Síntese dos impactos por cultura e estado

Região Noroeste do RS: soja com acamamento generalizado (perdas de 30% a 60%) e risco de granizo destrutivo localizado (perdas até 100% em pontos). O milho sofrerá acamamento moderado (perdas de 10% a 20%), encharcamento e risco de doenças. Feijão enfrentará encharcamento crítico e possível necessidade de replantio.

Santa Catarina: o oeste enfrentará vendavais, encharcamento e granizo (risco alto), enquanto o litoral será atingido principalmente por ventos extremos (acima de 100 km/h). Lavouras de soja em desenvolvimento apresentarão acamamento, e cultivos já danificados por eventos de início de novembro sofrerão novo impacto.

Paraná: soja com acamamento e risco de granizo. Lavouras que já sofreram danos no temporal de 31/10-01/11 enfrentarão novo ciclo de estresse. O trigo em maturação final sofrerá danos qualitativos (redução de peso específico).

São Paulo: o trigo terá perdas qualitativas. Soja em regiões de plantio tardio enfrentará acamamento moderado.
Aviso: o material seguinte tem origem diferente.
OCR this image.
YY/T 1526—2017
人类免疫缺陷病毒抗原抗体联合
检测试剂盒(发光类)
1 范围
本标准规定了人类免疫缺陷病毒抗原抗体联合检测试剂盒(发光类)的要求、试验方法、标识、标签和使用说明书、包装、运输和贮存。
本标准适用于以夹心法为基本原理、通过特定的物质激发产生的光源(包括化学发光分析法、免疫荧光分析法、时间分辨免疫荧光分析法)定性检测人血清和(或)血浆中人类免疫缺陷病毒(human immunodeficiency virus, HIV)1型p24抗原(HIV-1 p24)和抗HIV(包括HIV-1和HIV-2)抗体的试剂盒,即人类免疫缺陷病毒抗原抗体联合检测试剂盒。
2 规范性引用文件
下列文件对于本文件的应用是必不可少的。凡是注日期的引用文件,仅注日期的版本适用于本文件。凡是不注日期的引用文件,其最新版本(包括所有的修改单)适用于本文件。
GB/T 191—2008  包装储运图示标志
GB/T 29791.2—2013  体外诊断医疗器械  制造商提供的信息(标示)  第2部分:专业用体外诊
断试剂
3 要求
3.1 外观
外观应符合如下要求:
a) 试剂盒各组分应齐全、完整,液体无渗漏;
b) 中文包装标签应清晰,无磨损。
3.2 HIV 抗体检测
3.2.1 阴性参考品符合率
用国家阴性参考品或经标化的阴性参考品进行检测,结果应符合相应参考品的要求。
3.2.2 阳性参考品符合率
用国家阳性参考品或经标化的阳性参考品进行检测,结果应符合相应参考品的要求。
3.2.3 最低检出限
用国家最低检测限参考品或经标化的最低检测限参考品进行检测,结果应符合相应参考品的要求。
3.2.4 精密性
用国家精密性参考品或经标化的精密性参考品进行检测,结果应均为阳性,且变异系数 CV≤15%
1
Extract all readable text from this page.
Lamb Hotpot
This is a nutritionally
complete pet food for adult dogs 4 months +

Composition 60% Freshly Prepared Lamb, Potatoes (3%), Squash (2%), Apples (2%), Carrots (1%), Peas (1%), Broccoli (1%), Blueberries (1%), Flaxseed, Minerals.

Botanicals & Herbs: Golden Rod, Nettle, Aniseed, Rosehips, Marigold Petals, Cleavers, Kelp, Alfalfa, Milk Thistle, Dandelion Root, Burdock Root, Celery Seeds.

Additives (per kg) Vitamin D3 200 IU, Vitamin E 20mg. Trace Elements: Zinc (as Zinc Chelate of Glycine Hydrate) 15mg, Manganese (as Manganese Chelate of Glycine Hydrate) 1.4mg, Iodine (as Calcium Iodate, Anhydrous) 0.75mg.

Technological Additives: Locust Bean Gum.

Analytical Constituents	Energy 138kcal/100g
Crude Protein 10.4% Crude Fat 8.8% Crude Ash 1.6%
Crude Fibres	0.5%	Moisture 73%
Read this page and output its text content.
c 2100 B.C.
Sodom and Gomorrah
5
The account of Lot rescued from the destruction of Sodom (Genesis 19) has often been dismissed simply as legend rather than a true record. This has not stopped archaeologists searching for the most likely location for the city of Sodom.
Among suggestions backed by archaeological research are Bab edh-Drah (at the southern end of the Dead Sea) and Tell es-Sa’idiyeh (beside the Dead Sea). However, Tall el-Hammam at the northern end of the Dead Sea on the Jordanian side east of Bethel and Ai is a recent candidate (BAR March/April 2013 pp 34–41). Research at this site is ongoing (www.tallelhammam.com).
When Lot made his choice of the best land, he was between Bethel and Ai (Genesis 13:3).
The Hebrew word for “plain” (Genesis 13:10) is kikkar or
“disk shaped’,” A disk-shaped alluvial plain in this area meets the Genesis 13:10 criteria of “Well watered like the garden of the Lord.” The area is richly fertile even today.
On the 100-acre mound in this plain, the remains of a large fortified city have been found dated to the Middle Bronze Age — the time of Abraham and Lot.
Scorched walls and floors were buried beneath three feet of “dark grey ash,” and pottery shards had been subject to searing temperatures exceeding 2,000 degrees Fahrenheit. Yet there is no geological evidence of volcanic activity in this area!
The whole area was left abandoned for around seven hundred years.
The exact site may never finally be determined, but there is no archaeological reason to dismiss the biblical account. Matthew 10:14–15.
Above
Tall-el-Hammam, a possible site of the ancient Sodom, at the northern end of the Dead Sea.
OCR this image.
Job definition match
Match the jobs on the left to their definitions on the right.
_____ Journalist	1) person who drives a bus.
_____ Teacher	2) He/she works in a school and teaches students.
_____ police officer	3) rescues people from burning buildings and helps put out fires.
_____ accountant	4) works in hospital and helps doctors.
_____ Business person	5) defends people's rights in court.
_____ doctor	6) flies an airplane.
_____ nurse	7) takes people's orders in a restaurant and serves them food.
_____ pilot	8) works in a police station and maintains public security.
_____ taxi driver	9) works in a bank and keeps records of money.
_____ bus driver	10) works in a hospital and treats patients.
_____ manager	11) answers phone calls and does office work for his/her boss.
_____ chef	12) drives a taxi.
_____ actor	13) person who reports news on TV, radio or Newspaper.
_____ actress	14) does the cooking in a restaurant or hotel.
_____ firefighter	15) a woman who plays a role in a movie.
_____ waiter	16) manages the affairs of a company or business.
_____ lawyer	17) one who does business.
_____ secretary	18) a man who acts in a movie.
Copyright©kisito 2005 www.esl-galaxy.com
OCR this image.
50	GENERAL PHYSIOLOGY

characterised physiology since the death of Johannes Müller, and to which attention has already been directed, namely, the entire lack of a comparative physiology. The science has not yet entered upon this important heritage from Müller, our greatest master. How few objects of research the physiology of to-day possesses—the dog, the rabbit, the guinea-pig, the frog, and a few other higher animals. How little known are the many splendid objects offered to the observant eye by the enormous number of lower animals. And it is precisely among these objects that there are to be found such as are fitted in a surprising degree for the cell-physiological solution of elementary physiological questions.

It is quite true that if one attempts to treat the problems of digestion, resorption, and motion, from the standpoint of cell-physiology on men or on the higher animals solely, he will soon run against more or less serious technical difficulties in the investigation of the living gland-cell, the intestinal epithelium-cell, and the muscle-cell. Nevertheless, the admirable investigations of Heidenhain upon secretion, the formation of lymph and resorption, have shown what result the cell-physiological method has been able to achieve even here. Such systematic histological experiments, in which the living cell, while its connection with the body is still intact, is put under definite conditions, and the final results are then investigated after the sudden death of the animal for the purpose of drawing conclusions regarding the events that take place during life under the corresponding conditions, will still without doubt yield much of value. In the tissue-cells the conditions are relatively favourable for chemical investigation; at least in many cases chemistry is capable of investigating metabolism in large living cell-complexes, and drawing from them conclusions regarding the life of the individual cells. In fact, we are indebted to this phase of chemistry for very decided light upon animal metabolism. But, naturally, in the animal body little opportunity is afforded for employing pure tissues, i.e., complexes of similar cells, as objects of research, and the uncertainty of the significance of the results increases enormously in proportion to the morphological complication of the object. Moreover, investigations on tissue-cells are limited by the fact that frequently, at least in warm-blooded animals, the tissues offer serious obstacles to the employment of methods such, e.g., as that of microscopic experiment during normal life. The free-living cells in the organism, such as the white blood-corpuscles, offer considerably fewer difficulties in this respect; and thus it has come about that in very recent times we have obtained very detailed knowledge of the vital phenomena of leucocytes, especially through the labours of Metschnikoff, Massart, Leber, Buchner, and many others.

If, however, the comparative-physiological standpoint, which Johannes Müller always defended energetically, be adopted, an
O Vale do Paraíba registrará ventos extremos (100 km/h) com potencial para danos em cultivos e infraestrutura.

Minas Gerais: feijão em diferentes estágios fenológicos enfrentará risco alto de encharcamento e granizo. O risco de tornados na Zona da Mata não é desprezível.

Mato Grosso do Sul: soja sofrerá impacto moderado, com acamamento pontual e possível granizo no sul do estado. Milho em desenvolvimento poderá registrar paralisação do crescimento.